Hic Rhodus, hic salta

Les espoirs d'arriver à un accord à l'amiable, mutuellement profitable, entre le nouveau gouvernement grec et les institutions de l'UE n'auront pas duré bien longtemps. En décidant de ne plus accepter de titres de la dette grecque en échange de la fourniture d'euros aux banques grecques, la BCE ferme la porte à tout compromis. Contrairement à ceux qui imaginaient un changement d'orientation de la BCE, voire une nouvelle indépendance par rapport à Berlin, la BCE, comme c'est d'ailleurs son rôle dans les traités, renvoient toute décision concernant la poursuite du financement en euros de l'état grec, à la décision du prochain sommet de l'Eurozone. Sommet lui-même préparé par un mémorandum du gouvernement allemand, réclamant le retour de la Troïka à Athènes, la poursuite des privatisations et l'annulation des mesures sociales prises par Syriza depuis son arrivée au pouvoir. Bref, élections ou pas, tout doit continuer comme avant. Michel Sapin et François Hollande, quant à eux, ont tour à tour fait savoir que la position de la France serait celle de Berlin. En fait la discussion se résume à la construction d'un rapport de forces, de part et d'autre.

Syriza semble s'y être préparé et n'est pas dépourvu d'atouts. Mais quelque soit l'issue de ce qu'il faut bien appeller un bras de fer, ce qui se passe depuis les élections grecques, devrait une fois pour toute, clore les débats sur la nature de l'UE. Au moins pour les interlocuteurs de bonne foi. Les europèistes de tout poil, n'ont cessé de nous faire miroiter monts et merveilles sur cette Europe, censée apporter la paix perpétuelle, la prospérité garantie, la démocratie protégée, le progrès et le modèle social européen assurés... et je ne sais quoi de plus merveilleux encore. Non seulement, l'Europe sociale se révèle être un rêve, mais en plus de celà toute politique sociale se heurte aux traités, ce dont se doutaient, tous ceux qui avaient pris la peine de les lire.
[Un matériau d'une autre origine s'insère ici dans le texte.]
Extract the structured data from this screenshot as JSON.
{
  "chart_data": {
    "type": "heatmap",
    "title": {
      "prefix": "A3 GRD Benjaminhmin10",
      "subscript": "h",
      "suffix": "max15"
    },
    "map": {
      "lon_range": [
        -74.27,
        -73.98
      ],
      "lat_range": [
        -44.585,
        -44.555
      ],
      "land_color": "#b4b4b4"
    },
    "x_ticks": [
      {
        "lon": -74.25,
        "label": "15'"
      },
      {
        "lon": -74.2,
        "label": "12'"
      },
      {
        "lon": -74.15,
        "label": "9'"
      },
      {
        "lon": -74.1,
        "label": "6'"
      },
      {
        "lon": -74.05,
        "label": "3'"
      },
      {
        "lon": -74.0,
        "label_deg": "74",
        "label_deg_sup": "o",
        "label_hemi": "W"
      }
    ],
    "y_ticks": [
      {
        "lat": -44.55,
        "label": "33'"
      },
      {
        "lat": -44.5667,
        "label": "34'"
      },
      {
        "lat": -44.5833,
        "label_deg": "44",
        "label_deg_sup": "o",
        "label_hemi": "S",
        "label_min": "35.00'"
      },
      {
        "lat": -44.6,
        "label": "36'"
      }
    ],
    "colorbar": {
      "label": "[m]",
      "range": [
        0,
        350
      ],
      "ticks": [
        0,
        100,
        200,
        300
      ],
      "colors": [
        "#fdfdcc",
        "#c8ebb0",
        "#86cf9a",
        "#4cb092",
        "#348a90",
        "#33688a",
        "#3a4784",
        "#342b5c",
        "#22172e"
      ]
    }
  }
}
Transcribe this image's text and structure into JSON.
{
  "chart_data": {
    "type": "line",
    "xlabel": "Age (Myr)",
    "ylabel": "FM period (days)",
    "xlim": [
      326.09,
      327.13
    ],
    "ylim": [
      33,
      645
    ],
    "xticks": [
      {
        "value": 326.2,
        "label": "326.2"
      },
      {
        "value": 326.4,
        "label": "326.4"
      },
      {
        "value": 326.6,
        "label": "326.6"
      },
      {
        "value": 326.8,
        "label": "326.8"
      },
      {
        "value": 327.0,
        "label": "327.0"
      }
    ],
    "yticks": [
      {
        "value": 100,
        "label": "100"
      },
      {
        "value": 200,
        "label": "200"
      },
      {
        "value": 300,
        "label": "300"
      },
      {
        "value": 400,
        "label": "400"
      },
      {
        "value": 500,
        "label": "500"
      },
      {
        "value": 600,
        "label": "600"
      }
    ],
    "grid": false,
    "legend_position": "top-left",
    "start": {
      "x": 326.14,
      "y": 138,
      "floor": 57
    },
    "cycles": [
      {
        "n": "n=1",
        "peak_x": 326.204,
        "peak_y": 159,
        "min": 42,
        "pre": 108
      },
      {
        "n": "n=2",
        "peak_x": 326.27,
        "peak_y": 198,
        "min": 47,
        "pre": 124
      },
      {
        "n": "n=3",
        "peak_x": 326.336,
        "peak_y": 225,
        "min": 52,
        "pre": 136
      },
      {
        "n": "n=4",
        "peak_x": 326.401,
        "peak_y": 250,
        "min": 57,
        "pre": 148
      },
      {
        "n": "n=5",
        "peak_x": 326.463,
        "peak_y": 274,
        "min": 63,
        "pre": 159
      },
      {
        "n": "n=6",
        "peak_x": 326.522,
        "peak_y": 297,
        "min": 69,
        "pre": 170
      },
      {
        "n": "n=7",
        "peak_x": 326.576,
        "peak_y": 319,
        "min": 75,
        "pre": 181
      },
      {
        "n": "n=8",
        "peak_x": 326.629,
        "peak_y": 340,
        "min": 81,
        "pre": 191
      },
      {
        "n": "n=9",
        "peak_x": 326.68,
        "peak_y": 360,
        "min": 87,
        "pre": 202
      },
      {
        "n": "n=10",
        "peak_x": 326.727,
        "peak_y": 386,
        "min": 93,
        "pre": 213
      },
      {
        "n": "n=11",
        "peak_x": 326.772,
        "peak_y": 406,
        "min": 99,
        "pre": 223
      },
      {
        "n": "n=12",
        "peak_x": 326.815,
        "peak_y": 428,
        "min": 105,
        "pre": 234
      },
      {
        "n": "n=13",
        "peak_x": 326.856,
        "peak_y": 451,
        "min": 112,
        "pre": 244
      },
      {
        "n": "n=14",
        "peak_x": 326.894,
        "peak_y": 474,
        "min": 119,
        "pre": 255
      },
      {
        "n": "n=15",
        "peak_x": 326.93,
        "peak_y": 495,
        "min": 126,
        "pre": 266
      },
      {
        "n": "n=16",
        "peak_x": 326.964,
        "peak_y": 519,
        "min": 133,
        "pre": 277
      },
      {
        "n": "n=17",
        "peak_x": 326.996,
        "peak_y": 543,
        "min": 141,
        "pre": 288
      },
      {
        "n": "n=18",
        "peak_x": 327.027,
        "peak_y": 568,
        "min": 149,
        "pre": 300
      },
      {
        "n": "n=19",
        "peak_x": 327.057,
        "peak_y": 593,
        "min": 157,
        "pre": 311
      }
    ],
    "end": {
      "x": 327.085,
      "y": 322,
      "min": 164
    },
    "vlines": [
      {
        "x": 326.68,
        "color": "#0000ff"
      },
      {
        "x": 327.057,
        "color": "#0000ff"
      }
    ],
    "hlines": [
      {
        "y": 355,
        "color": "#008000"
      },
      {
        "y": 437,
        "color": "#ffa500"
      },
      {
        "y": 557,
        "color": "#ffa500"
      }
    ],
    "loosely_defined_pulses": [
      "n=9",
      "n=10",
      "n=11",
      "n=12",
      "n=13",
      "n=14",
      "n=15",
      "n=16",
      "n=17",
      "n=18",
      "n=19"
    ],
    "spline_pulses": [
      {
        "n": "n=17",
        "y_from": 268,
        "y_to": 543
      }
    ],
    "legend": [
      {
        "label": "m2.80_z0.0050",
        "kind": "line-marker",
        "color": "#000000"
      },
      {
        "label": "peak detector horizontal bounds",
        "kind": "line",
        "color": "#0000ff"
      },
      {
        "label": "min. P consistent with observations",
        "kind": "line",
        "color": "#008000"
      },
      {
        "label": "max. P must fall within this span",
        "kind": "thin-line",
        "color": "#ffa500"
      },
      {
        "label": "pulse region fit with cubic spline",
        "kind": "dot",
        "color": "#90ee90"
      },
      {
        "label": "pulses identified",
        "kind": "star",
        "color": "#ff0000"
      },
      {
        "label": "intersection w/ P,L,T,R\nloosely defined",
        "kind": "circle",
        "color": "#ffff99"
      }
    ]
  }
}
Quant au Parti Socialiste, qui a tant fait pour nous vendre cette Europe sociale, ses représentants actuellement au gouvernement se solidarisent totalement avec la conception de l'Europe de Mme Merkel et ce n'est certainement pas la moindre de leur trahison.

Plus grave, comme l'a souligné fort à propos le président de la commission européenne, la démocratie n'a plus court à l'ombre des traités européens. Pour reprendre une image célèbre, cette Europe se révèle une prison des peuples. Quant à la paix, le rôle joué par l'UE en Ukraine, après sa participation à d'autres aventures tragiques, montre que les dirigeants de l'UE jouent avec le feu, pas uniquement sur le terrain économique. L'Euro, survivra-t-il à la venue au pouvoir d'un gouvernement soucieux de mener une politique sociale, dans un des plus petits pays de l'UE? Nous le saurons bientôt. Mais quoiqu'il en soit, la conclusion politique de la séquence ouverte par les élections grecques, c'est que pour défendre la démocratie, la justice sociale et la paix, il faut rompre avec l'UE.